The liquidators then raised further arguments as follows:

  • That because the JBCC agreement applied, there could be no reservation of ownership provision included because the JBCC agreement records that it is the sole agreement between the parties and it makes no provision for such a reservation. The court rejected this argument on the basis that the condition contained in the Club tender reserving ownership formed part of the contract between the parties which included the JBCC agreement. The JBCC agreement itself defines the contract to comprise the general conditions and documents identified in the schedule to the agreement which in turn made reference to the Club tender.
  • That because the contract was a lump sum contract there was no mechanism for determining what portion of the contract price related to the equipment and therefore it could not be determined which items of equipment had been paid for and which not. The court rejected this argument as well and referred to the fact that clause 31 of the JBCC agreement makes provision for payments to a contractor of a reasonable estimate of both the value of work executed and the value of materials and goods supplied. As the liquidators had not proved that they had paid for the goods, the onus being on them to do so, the argument had to fail. In other words, despite the contract being a lump sum contract, the contract itself provided a mechanism for allocating payments made between work done and equipment supplied. Had this not been the case, the liquidators’ argument might well have won the day.

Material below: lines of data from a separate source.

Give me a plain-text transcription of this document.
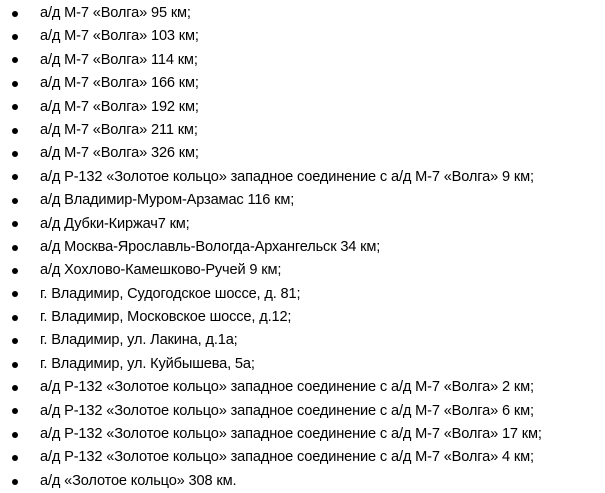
а/д М-7 «Волга» 95 км;
а/д М-7 «Волга» 103 км;
а/д М-7 «Волга» 114 км;
а/д М-7 «Волга» 166 км;
а/д М-7 «Волга» 192 км;
а/д М-7 «Волга» 211 км;
а/д М-7 «Волга» 326 км;
а/д Р-132 «Золотое кольцо» западное соединение с а/д М-7 «Волга» 9 км;
а/д Владимир-Муром-Арзамас 116 км;
а/д Дубки-Киржач7 км;
а/д Москва-Ярославль-Вологда-Архангельск 34 км;
а/д Хохлово-Камешково-Ручей 9 км;
г. Владимир, Судогодское шоссе, д. 81;
г. Владимир, Московское шоссе, д.12;
г. Владимир, ул. Лакина, д.1а;
г. Владимир, ул. Куйбышева, 5а;
а/д Р-132 «Золотое кольцо» западное соединение с а/д М-7 «Волга» 2 км;
а/д Р-132 «Золотое кольцо» западное соединение с а/д М-7 «Волга» 6 км;
а/д Р-132 «Золотое кольцо» западное соединение с а/д М-7 «Волга» 17 км;
а/д Р-132 «Золотое кольцо» западное соединение с а/д М-7 «Волга» 4 км;
а/д «Золотое кольцо» 308 км.
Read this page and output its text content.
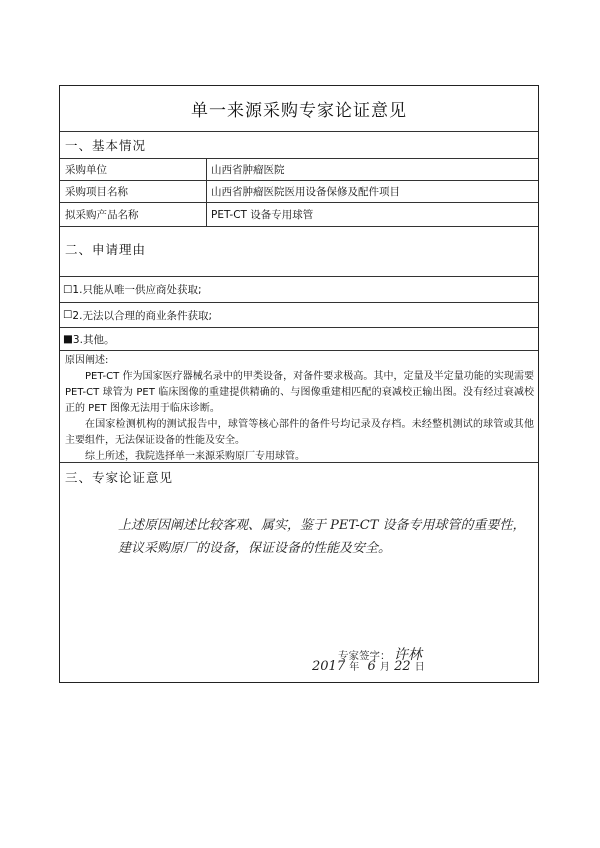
单一来源采购专家论证意见
一、基本情况
采购单位	山西省肿瘤医院
采购项目名称	山西省肿瘤医院医用设备保修及配件项目
拟采购产品名称	PET-CT 设备专用球管
二、申请理由
☐ 1.只能从唯一供应商处获取;
☐ 2.无法以合理的商业条件获取;
■ 3.其他。

原因阐述:

PET-CT 作为国家医疗器械名录中的甲类设备，对备件要求极高。其中，定量及半定量功能的实现需要 PET-CT 球管为 PET 临床图像的重建提供精确的、与图像重建相匹配的衰减校正输出图。没有经过衰减校正的 PET 图像无法用于临床诊断。

在国家检测机构的测试报告中，球管等核心部件的备件号均记录及存档。未经整机测试的球管或其他主要组件，无法保证设备的性能及安全。

综上所述，我院选择单一来源采购原厂专用球管。

三、专家论证意见
上述原因阐述比较客观、属实，鉴于 PET-CT 设备专用球管的重要性，建议采购原厂的设备，保证设备的性能及安全。
专家签字： 许林
2017 年 6 月 22 日
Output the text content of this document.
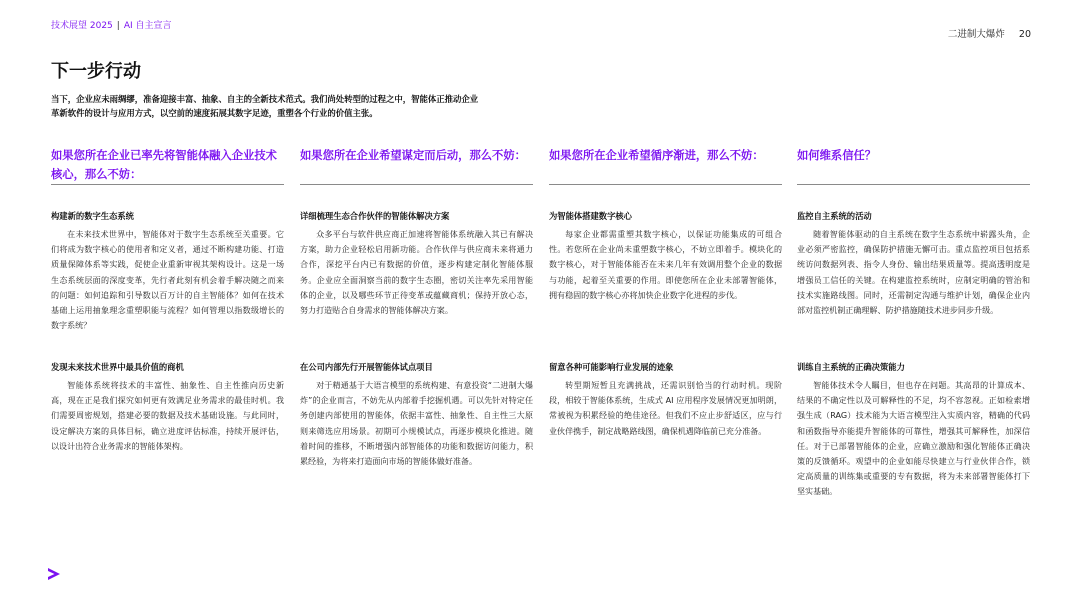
技术展望 2025 | AI 自主宣言
二进制大爆炸 20
下一步行动

当下，企业应未雨绸缪，准备迎接丰富、抽象、自主的全新技术范式。我们尚处转型的过程之中，智能体正推动企业革新软件的设计与应用方式，以空前的速度拓展其数字足迹，重塑各个行业的价值主张。

如果您所在企业已率先将智能体融入企业技术核心，那么不妨：
构建新的数字生态系统

在未来技术世界中，智能体对于数字生态系统至关重要。它们将成为数字核心的使用者和定义者，通过不断构建功能、打造质量保障体系等实践，促使企业重新审视其架构设计。这是一场生态系统层面的深度变革，先行者此刻有机会着手解决随之而来的问题：如何追踪和引导数以百万计的自主智能体？如何在技术基础上运用抽象理念重塑职能与流程？如何管理以指数级增长的数字系统？

发现未来技术世界中最具价值的商机

智能体系统将技术的丰富性、抽象性、自主性推向历史新高，现在正是我们探究如何更有效满足业务需求的最佳时机。我们需要周密规划，搭建必要的数据及技术基础设施。与此同时，设定解决方案的具体目标，确立进度评估标准，持续开展评估，以设计出符合业务需求的智能体架构。

如果您所在企业希望谋定而后动，那么不妨：
详细梳理生态合作伙伴的智能体解决方案

众多平台与软件供应商正加速将智能体系统融入其已有解决方案，助力企业轻松启用新功能。合作伙伴与供应商未来将通力合作，深挖平台内已有数据的价值，逐步构建定制化智能体服务。企业应全面洞察当前的数字生态圈，密切关注率先采用智能体的企业，以及哪些环节正待变革或蕴藏商机；保持开放心态，努力打造贴合自身需求的智能体解决方案。

在公司内部先行开展智能体试点项目

对于精通基于大语言模型的系统构建、有意投资“二进制大爆炸”的企业而言，不妨先从内部着手挖掘机遇。可以先针对特定任务创建内部使用的智能体，依据丰富性、抽象性、自主性三大原则来筛选应用场景。初期可小规模试点，再逐步模块化推进。随着时间的推移，不断增强内部智能体的功能和数据访问能力，积累经验，为将来打造面向市场的智能体做好准备。

如果您所在企业希望循序渐进，那么不妨：
为智能体搭建数字核心

每家企业都需重塑其数字核心，以保证功能集成的可组合性。若您所在企业尚未重塑数字核心，不妨立即着手。模块化的数字核心，对于智能体能否在未来几年有效调用整个企业的数据与功能，起着至关重要的作用。即使您所在企业未部署智能体，拥有稳固的数字核心亦将加快企业数字化进程的步伐。

留意各种可能影响行业发展的迹象

转型期短暂且充满挑战，还需识别恰当的行动时机。现阶段，相较于智能体系统，生成式 AI 应用程序发展情况更加明朗，常被视为积累经验的绝佳途径。但我们不应止步舒适区，应与行业伙伴携手，制定战略路线图，确保机遇降临前已充分准备。

如何维系信任？
监控自主系统的活动

随着智能体驱动的自主系统在数字生态系统中崭露头角，企业必须严密监控，确保防护措施无懈可击。重点监控项目包括系统访问数据列表、指令人身份、输出结果质量等。提高透明度是增强员工信任的关键。在构建监控系统时，应制定明确的管治和技术实施路线图。同时，还需制定沟通与维护计划，确保企业内部对监控机制正确理解、防护措施随技术进步同步升级。

训练自主系统的正确决策能力

智能体技术令人瞩目，但也存在问题。其高昂的计算成本、结果的不确定性以及可解释性的不足，均不容忽视。正如检索增强生成（RAG）技术能为大语言模型注入实质内容，精确的代码和函数指导亦能提升智能体的可靠性，增强其可解释性，加深信任。对于已部署智能体的企业，应确立激励和强化智能体正确决策的反馈循环。观望中的企业如能尽快建立与行业伙伴合作，锁定高质量的训练集或重要的专有数据，将为未来部署智能体打下坚实基础。
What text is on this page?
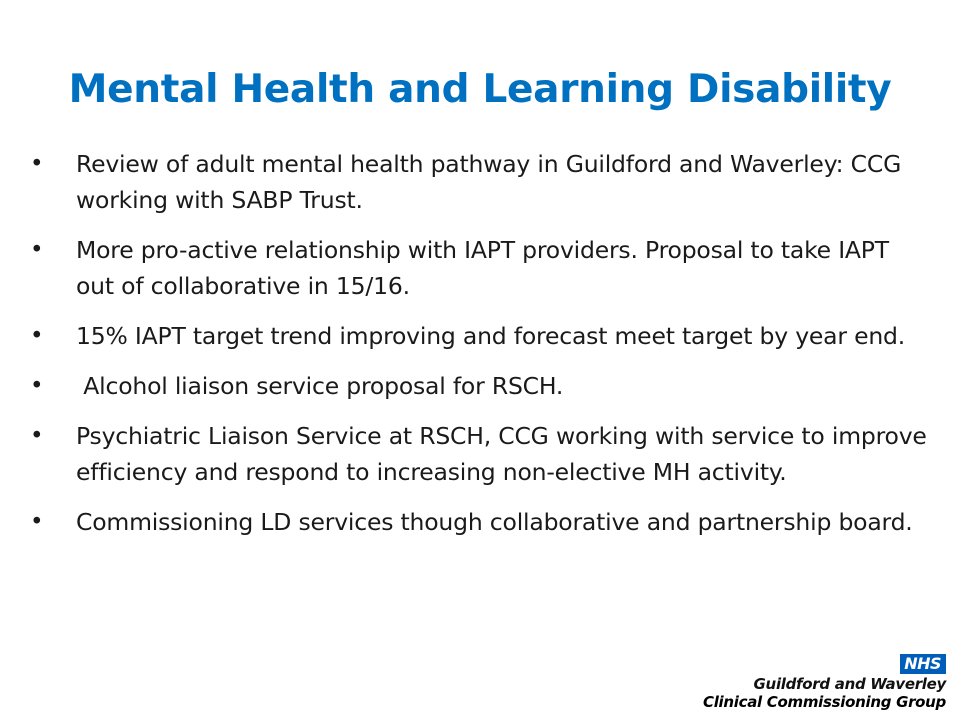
Mental Health and Learning Disability
• Review of adult mental health pathway in Guildford and Waverley: CCG working with SABP Trust.
• More pro-active relationship with IAPT providers. Proposal to take IAPT out of collaborative in 15/16.
• 15% IAPT target trend improving and forecast meet target by year end.
• Alcohol liaison service proposal for RSCH.
• Psychiatric Liaison Service at RSCH, CCG working with service to improve efficiency and respond to increasing non-elective MH activity.
• Commissioning LD services though collaborative and partnership board.
NHS
Guildford and Waverley
Clinical Commissioning Group
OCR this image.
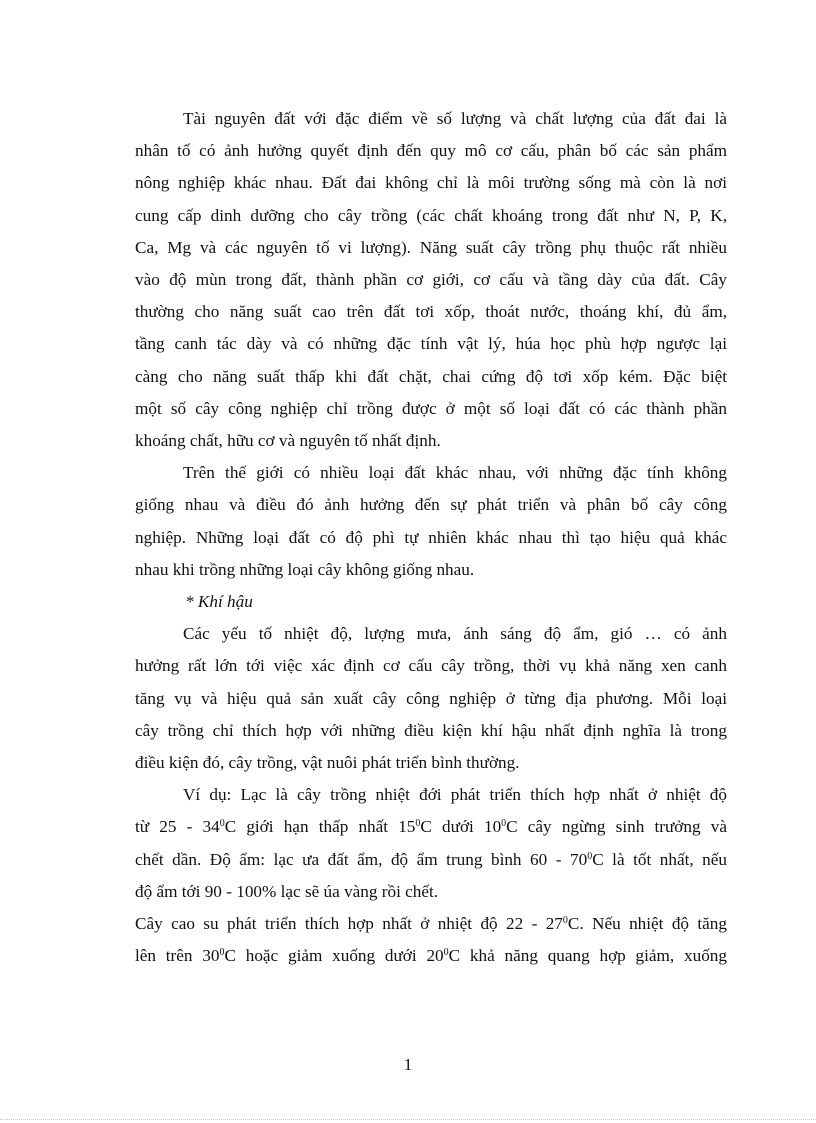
Tài nguyên đất với đặc điểm về số lượng và chất lượng của đất đai là
nhân tố có ảnh hưởng quyết định đến quy mô cơ cấu, phân bố các sản phẩm
nông nghiệp khác nhau. Đất đai không chỉ là môi trường sống mà còn là nơi
cung cấp dinh dưỡng cho cây trồng (các chất khoáng trong đất như N, P, K,
Ca, Mg và các nguyên tố vi lượng). Năng suất cây trồng phụ thuộc rất nhiều
vào độ mùn trong đất, thành phần cơ giới, cơ cấu và tầng dày của đất. Cây
thường cho năng suất cao trên đất tơi xốp, thoát nước, thoáng khí, đủ ẩm,
tầng canh tác dày và có những đặc tính vật lý, húa học phù hợp ngược lại
càng cho năng suất thấp khi đất chặt, chai cứng độ tơi xốp kém. Đặc biệt
một số cây công nghiệp chỉ trồng được ở một số loại đất có các thành phần
khoáng chất, hữu cơ và nguyên tố nhất định.

Trên thế giới có nhiều loại đất khác nhau, với những đặc tính không
giống nhau và điều đó ảnh hưởng đến sự phát triển và phân bố cây công
nghiệp. Những loại đất có độ phì tự nhiên khác nhau thì tạo hiệu quả khác
nhau khi trồng những loại cây không giống nhau.

* Khí hậu

Các yếu tố nhiệt độ, lượng mưa, ánh sáng độ ẩm, gió … có ảnh
hưởng rất lớn tới việc xác định cơ cấu cây trồng, thời vụ khả năng xen canh
tăng vụ và hiệu quả sản xuất cây công nghiệp ở từng địa phương. Mỗi loại
cây trồng chỉ thích hợp với những điều kiện khí hậu nhất định nghĩa là trong
điều kiện đó, cây trồng, vật nuôi phát triển bình thường.

Ví dụ: Lạc là cây trồng nhiệt đới phát triển thích hợp nhất ở nhiệt độ
từ $25 - 34^0C$ giới hạn thấp nhất $15^0C$ dưới $10^0C$ cây ngừng sinh trưởng và
chết dần. Độ ẩm: lạc ưa đất ẩm, độ ẩm trung bình $60 - 70^0C$ là tốt nhất, nếu
độ ẩm tới 90 - 100% lạc sẽ úa vàng rồi chết.

Cây cao su phát triển thích hợp nhất ở nhiệt độ $22 - 27^0C$. Nếu nhiệt độ tăng
lên trên $30^0C$ hoặc giảm xuống dưới $20^0C$ khả năng quang hợp giảm, xuống

1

In the result the court upheld Club’s claim and confirmed that it was entitled to be treated as the owner of the equipment concerned.


In a recent Australian case4 the High Court of Australia refused to hold a builder liable for a pure economic loss claim made by a successive owner attributable to latent defects.

The question posed by the court and answered in the negative was as follows:

“The question in this appeal is whether it is a principle of the Australian law of torts5 that those involved in the design or construction of commercial premises owe a duty to subsequent purchasers of the premises to take reasonable care to ensure that the building is free from defects, so as to prevent pure economic loss to those purchasers.”

The court took the view that it was up to a purchaser of a building to protect himself against latent defects in his contract with the seller. The court also noted that the purchaser:

  • could retain an expert to inspect the building and advise on its structure;
  • can take cession from the seller of the seller’s right of recourse against a builder relevant to defective work and materials.

The decision by the Australian court is in sync with the decision of our Supreme Court of Appeal6 in which the court declined to uphold a claim for pure economic loss against an engineer at the instance of a successive owner where the building had turned out to be unsuitable for its intended purpose. However, our courts have upheld claims by successive owners for defective building work where physical damage to the property has been occasioned by the defective work.7

A cession of the type mentioned would be particularly appropriate where, as is most often the case, a seller sells voetstoots.


1A D Pellow NO & Another v Club Refrigeration CC, Case No 469/03. Judgment delivered 29/9/04.


2 In which case ownership would have passed by law to Fisher Foods.

3Section 84 deals with the sale of goods in terms of an instalment sale contract and provides that if goods have been sold to an insolvent subject to a reservation of ownership clause, upon insolvency ownership is nonetheless transferred to the insolvent estate leaving the seller with a claim for payment secured to the extent of the proceeds of the goods in question.

4Woolcock Street Investments (Pty) Ltd v CDG (Pty) Ltd HCA 16 (April 1 2004).

5Delict in South African law.

6Lillicrap, Wassenaar & Partners v Pilkington Brothers (SA) (Pty) Ltd 1985(1) SA 475 A.

7Paul Leatham Humphrys NO v Henry John Barnes – See Cox Yeats Construction Law Bulletin March 2004.